The debates on AI’s references – and how they are reported by the AI - laboratories spread in the public.
This week, an OpenAi employee accused The AI of Elon Musk, XAI, of the publication of the deceptive reference results for its latest IA model, Grok 3. One of the co-founders of Xai, Igor Babushkin, insisted that the company was on the right.
The truth is somewhere between the two.
In a Publish on Xai’s blogThe company has published a graph showing the performances of Grok 3 on Aime 2025, a collection of mathematical questions difficult for a recent mathematics exam by invitation. Some experts have questioned the validity of the love as a reference AI. Nevertheless, the versions like 2025 and older of the test are commonly used to probe the mathematical capacity of a model.
Xai’s graph has shown two variants of Grok 3, Grok 3 reasoning Beta and Grok 3 Mini reasoning, beating the best efficient model of Openai, O3-Mini-High, on Aime 2025. But the employees of Openai on X quickly pointed out that XAI’s graphic did not include the AIME 2025 score from O3-Mini-High to “Cons @ 64”.
What could you ask? Well, it is short for “consensus @ 64”, and it essentially gives a 64 model trying to respond to each problem in a reference and takes the most frequently generated answers as the final responses. As you can imagine, Cons @ 64 tends to stimulate the reference scores of models a little, and omit it from a graph could give the impression that a model exceeds another while in reality , this is not the case.
Grok 3 Reasoning Beta and Grok 3 Mini Reasoning Scores for Like 2025 at “@ 1” – which means that the first score that the models have obtained on the reference – fall below the score of O3 -Mini -High. Grok 3 Reashing Beta also always follows so slightly behind the O1 model of Openai on “average” computing.

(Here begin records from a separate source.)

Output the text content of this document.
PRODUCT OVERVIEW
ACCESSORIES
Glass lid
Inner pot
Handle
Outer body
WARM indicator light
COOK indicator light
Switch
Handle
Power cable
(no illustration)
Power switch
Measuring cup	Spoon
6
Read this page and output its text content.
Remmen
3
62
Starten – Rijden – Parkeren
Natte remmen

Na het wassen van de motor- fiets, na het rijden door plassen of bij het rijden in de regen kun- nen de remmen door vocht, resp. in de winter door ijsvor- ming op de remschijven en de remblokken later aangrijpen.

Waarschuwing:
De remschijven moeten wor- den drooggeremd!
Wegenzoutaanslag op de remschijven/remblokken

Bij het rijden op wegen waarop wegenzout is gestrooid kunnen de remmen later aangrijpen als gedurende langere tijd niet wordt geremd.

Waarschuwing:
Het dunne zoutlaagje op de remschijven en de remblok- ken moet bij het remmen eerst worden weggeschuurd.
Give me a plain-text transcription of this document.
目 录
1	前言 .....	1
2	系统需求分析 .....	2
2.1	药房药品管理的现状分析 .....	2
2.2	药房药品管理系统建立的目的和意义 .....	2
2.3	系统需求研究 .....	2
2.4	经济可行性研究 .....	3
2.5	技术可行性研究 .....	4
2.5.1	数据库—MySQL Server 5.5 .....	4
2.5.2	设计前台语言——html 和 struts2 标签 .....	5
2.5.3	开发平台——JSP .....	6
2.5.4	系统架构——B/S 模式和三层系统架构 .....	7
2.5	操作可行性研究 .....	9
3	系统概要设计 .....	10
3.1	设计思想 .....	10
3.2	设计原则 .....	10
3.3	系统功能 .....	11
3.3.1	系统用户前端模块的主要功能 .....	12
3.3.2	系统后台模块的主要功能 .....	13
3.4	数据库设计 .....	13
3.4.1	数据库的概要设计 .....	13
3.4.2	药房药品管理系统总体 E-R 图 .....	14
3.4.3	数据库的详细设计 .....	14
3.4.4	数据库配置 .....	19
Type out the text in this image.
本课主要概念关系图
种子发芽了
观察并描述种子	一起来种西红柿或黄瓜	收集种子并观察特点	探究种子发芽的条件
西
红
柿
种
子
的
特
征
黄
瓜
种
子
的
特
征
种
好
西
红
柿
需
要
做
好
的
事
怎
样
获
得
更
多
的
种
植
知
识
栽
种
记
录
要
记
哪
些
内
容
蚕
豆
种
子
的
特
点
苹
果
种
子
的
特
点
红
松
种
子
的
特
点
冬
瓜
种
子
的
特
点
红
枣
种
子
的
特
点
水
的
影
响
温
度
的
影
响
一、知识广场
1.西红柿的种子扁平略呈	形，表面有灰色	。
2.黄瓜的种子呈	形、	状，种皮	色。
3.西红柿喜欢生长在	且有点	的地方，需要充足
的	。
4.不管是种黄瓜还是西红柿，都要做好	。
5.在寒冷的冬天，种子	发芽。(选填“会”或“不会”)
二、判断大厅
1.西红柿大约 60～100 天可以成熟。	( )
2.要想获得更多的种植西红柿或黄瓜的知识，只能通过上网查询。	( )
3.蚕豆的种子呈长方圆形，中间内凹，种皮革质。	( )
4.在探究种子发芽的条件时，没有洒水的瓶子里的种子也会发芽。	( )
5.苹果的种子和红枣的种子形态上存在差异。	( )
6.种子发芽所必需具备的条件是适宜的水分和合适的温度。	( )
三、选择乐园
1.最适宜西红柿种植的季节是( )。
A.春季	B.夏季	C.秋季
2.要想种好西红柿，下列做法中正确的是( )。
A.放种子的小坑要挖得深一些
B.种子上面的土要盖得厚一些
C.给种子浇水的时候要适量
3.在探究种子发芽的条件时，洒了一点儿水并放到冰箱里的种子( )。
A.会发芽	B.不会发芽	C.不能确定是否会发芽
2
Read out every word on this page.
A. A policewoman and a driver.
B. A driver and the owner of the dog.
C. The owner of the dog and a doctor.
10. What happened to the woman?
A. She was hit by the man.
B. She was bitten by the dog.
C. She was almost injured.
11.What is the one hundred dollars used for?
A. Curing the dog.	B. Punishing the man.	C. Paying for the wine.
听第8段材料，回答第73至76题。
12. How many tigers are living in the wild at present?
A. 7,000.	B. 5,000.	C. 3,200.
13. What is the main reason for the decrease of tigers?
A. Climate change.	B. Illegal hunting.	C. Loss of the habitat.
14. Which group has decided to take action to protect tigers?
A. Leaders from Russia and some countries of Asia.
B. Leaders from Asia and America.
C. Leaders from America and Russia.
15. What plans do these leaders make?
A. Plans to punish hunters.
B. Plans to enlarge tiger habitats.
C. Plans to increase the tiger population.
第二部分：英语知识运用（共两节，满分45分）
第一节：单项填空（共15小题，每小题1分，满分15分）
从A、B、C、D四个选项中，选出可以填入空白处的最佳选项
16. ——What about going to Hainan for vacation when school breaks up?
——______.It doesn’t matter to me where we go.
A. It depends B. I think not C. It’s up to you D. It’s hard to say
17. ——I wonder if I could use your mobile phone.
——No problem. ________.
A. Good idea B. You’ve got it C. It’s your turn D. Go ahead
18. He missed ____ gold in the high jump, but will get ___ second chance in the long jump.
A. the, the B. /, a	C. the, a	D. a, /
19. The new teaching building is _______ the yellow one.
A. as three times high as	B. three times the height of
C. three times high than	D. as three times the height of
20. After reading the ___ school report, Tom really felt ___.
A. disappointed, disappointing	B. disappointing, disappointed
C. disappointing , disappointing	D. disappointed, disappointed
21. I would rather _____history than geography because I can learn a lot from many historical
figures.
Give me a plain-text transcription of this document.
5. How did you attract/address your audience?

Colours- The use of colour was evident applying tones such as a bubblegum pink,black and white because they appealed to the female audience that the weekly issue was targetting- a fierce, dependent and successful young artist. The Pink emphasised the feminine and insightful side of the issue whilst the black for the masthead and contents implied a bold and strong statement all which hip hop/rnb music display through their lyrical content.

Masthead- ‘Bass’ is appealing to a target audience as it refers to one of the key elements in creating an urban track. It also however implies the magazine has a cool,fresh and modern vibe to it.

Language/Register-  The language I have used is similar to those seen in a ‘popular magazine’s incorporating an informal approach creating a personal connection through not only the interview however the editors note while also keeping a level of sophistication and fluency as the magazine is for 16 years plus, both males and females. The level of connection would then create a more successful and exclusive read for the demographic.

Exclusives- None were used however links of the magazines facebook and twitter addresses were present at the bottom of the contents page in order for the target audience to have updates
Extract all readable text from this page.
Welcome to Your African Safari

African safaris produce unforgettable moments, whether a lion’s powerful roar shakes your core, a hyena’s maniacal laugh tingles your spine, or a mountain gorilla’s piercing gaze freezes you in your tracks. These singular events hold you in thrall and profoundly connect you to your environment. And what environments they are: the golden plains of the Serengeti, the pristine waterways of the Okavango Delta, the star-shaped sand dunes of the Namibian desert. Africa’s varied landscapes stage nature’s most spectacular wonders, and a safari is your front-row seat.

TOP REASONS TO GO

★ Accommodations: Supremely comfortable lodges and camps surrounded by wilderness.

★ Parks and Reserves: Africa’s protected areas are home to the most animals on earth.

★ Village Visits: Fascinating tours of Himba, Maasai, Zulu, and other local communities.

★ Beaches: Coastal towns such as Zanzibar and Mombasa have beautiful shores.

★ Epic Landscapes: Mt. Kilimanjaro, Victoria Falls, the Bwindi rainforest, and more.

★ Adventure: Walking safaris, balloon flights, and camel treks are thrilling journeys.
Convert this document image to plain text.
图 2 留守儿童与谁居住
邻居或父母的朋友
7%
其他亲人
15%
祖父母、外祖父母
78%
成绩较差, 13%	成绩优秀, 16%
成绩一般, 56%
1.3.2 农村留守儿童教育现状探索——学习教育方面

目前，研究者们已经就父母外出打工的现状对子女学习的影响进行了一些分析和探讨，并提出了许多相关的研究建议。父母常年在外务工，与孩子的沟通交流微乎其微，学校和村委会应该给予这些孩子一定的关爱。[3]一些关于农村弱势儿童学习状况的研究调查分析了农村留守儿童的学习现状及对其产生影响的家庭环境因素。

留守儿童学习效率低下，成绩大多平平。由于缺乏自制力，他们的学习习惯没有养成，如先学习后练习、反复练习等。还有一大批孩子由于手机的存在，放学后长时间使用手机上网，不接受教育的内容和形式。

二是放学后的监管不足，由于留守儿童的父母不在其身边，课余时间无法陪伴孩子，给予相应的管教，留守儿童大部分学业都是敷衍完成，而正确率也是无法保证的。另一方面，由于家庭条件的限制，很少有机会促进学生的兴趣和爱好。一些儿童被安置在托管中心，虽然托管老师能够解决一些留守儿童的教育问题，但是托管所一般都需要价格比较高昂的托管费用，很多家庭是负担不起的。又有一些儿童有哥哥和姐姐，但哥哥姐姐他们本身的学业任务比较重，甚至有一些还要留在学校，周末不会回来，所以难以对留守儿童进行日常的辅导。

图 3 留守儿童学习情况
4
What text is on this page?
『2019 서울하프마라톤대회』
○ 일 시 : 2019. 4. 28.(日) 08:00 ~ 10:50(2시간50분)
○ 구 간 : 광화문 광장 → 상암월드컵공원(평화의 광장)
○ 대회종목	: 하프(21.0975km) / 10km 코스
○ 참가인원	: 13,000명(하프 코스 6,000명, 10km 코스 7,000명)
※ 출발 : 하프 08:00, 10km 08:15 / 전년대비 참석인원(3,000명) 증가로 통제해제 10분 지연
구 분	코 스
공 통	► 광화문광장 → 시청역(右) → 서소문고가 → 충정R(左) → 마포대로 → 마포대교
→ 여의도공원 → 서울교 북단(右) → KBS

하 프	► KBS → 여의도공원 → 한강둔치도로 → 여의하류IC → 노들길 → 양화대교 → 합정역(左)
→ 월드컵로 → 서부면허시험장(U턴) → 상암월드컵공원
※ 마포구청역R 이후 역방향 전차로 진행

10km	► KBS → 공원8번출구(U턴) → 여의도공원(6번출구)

However, Xai is Grok 3 advertising Like “the most intelligent AI in the world”.
Babykin Articulated on x This Openai has published deceptive reference graphics in the past – although graphics comparing the performance of its own models. A more neutral part in the debate has set up a more “precise” graphic showing almost the performance of all models at Cons @ 64:
Hilarious how some people see my intrigue as an attack on Openai and others as an attack on Grok when in reality it is a deep propaganda
(I actually believe that Grok looks good there, and TTC Chicanery of Openai behind O3-Mini- * High * -pass @ “” “1” “” deserves more exam.) pic.twitter.com/3wh8foufic– Teortaxes ▶ ️ (Deepseek 推特🐋铁粉 2023 – ∞) (@teortaxestex) February 20, 2025
But as a researcher in AI Nathan Lambert underlined in a postPerhaps the most important metric remains a mystery: the cost of calculation (and monetary) that took each model to obtain its best score. This simply shows how most IA markers do little on the limits of the models – and their strengths.